Comment by olooney

1 day ago

I found a neat way to do high-quality "semantic soft joins" using embedding vectors[1] and the Hungarian algorithm[2] and I'm turning it into an open source Python package:

https://github.com/olooney/jellyjoin

It hits a sweet spot by being easier to use than record linkage[3][4] while still giving really good matches, so I think there's something there that might gain traction.

[1]: https://platform.openai.com/docs/guides/embeddings

[2]: https://en.wikipedia.org/wiki/Hungarian_algorithm

[3]: https://en.wikipedia.org/wiki/Record_linkage

[4]: https://recordlinkage.readthedocs.io/en/latest/

I love this as someone who used to work on max-weight matchings and now works on LLMs :)

Very neat. As a heavy user of recordlinkage, this is definitely on my radar.

Cool project!

I see you saved a spot to show how to use it with an alternative embedding model. It would be nice to be able to use the library without an OpenAI api key. Might even make sense to vendor a basic open source model in your package so it can work out of the box without remote dependencies.

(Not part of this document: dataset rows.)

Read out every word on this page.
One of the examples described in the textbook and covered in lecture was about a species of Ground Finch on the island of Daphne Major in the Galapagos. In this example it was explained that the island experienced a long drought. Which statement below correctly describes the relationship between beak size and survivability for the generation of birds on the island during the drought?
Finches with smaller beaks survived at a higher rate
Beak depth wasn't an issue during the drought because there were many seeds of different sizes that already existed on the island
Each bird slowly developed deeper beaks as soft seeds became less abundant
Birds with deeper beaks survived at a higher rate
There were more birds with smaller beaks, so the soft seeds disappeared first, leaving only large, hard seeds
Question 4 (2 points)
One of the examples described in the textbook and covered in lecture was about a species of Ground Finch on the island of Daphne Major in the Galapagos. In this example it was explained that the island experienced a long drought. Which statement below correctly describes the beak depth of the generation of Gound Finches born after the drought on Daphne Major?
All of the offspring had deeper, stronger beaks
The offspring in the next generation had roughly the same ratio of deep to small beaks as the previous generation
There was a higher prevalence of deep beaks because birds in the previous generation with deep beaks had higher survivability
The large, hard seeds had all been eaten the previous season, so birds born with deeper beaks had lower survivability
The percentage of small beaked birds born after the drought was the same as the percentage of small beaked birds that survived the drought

  • Yes, I'm planning out-of-the-box support for nomic[1] which can run in-process, and ollama which runs as a local server and supports many free embedding models[2].

    [1]: https://www.nomic.ai/blog/posts/nomic-embed-text-v1

    [2]: https://ollama.com/search?c=embedding

    • Project is super cool.

      If you're adding more LLM integration, a cool feature might be sending the results of allow_many="left" off to an LLM completions API that supports structured outputs. Eg imagine N_left=1e5 and N_right=1e5 but they are different datasets. You could use jellyjoin to identify the top ~5 candidates in right for each left, reducing candidate matches from 1e10 to 5e5. Then you ship the 5e5 off to an LLM for final scoring/matching.